The danger lies not only in the action itself, but in what it signals. In July 2025, key opposition leaders unveiled a coalition on the ADC platform and openly stated their aim to prevent Nigeria from sliding towards one-party dominance. This became apparent when it was clear that the PDP was on a path of induced self-destruction. Around the same period, the APC formally endorsed President Bola Tinubu for a second term in 2027, even as gubernatorial defections and a fragmented opposition were strengthening the ruling party’s hand. Tinubu has publicly denied any plan to turn Nigeria into a one-party state, and that denial should be noted. But democracies are judged not only by presidential declarations. They are judged by whether institutions create or constrain the conditions for fair competition. When the most visible opposition vehicle is immobilised at a decisive political moment, suspicion becomes inevitable.
This is why the phrase “attempt to delete democracy” is not an exaggeration. Democracy can be erased without being formally abolished. A party does not need to be deregistered to be disabled. If its leadership is left in limbo, if its correspondence is no longer received, if its meetings are not recognised, and if its primaries are placed under a cloud before the electoral season has fully matured, then a vital democratic alternative is being thinned out before citizens even reach the ballot box. The shell of pluralism remains, but the substance begins to leak away. That is the real menace of bureaucratic strangulation: it leaves the vocabulary of democracy intact whilst quietly draining democracy of contest, uncertainty, and hope.
Historical examples abound. The Roman Republic did not collapse in one spectacular moment. The normalisation of the use of force against rivals first poisoned it. After the civil war, Lucius Cornelius Sulla marched into Rome, was appointed dictator without the traditional time limit, and initiated the proscriptions — a reign of terror in which hundreds of his enemies were killed without trial and their property seized. What was presented as the restoration of order became the institutionalisation of fear. Once a republic begins to treat opposition not as a competitor to be beaten in elections but as an enemy to be erased, it begins writing its own elegy. Rome’s lesson is enduring. When power stops tolerating rivalry, it may gain temporary control, but it loses the habits that make republican life possible.

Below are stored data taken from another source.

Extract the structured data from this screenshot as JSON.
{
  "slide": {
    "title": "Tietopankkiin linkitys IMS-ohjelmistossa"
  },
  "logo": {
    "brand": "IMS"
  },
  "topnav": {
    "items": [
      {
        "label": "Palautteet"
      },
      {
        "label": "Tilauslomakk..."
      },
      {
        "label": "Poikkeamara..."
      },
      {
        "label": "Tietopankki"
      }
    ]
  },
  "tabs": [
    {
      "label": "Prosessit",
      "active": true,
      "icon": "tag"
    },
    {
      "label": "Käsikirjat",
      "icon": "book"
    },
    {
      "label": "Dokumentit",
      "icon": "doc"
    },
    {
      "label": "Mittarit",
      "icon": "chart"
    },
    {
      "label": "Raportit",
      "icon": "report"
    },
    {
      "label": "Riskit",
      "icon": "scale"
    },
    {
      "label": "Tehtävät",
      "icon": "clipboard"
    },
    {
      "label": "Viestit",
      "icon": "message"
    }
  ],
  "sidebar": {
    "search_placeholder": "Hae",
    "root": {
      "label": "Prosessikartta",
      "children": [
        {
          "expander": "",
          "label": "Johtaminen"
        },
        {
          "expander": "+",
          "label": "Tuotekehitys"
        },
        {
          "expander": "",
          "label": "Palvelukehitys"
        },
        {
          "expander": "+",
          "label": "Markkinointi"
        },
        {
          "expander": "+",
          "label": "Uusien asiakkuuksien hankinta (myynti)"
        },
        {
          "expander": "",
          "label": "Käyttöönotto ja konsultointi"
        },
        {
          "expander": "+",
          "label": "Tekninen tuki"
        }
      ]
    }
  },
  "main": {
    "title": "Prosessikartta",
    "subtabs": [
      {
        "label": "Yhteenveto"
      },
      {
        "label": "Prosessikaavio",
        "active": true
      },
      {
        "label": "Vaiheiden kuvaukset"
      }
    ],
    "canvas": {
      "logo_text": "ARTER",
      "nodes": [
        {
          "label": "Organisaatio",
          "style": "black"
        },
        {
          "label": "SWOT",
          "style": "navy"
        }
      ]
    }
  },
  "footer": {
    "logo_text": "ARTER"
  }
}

Modern history offers its own cautionary examples. In Venezuela, Hugo Chávez did not initially abolish electoral politics; instead, his movement gradually came to dominate the commanding institutions of the state. Chávez and his coalition came to control the National Assembly, the Supreme Court, the Justice Department, and the National Election Council, whilst opponents had little legal recourse and were often subjected to state-sponsored harassment. Elections still occurred, but the field was no longer genuinely even. The lesson is not that Nigeria is Venezuela. It is that once a ruling formation acquires excessive influence over the referee, the courts, and the arena, opposition ceases to be a coequal participant and becomes a tolerated inconvenience.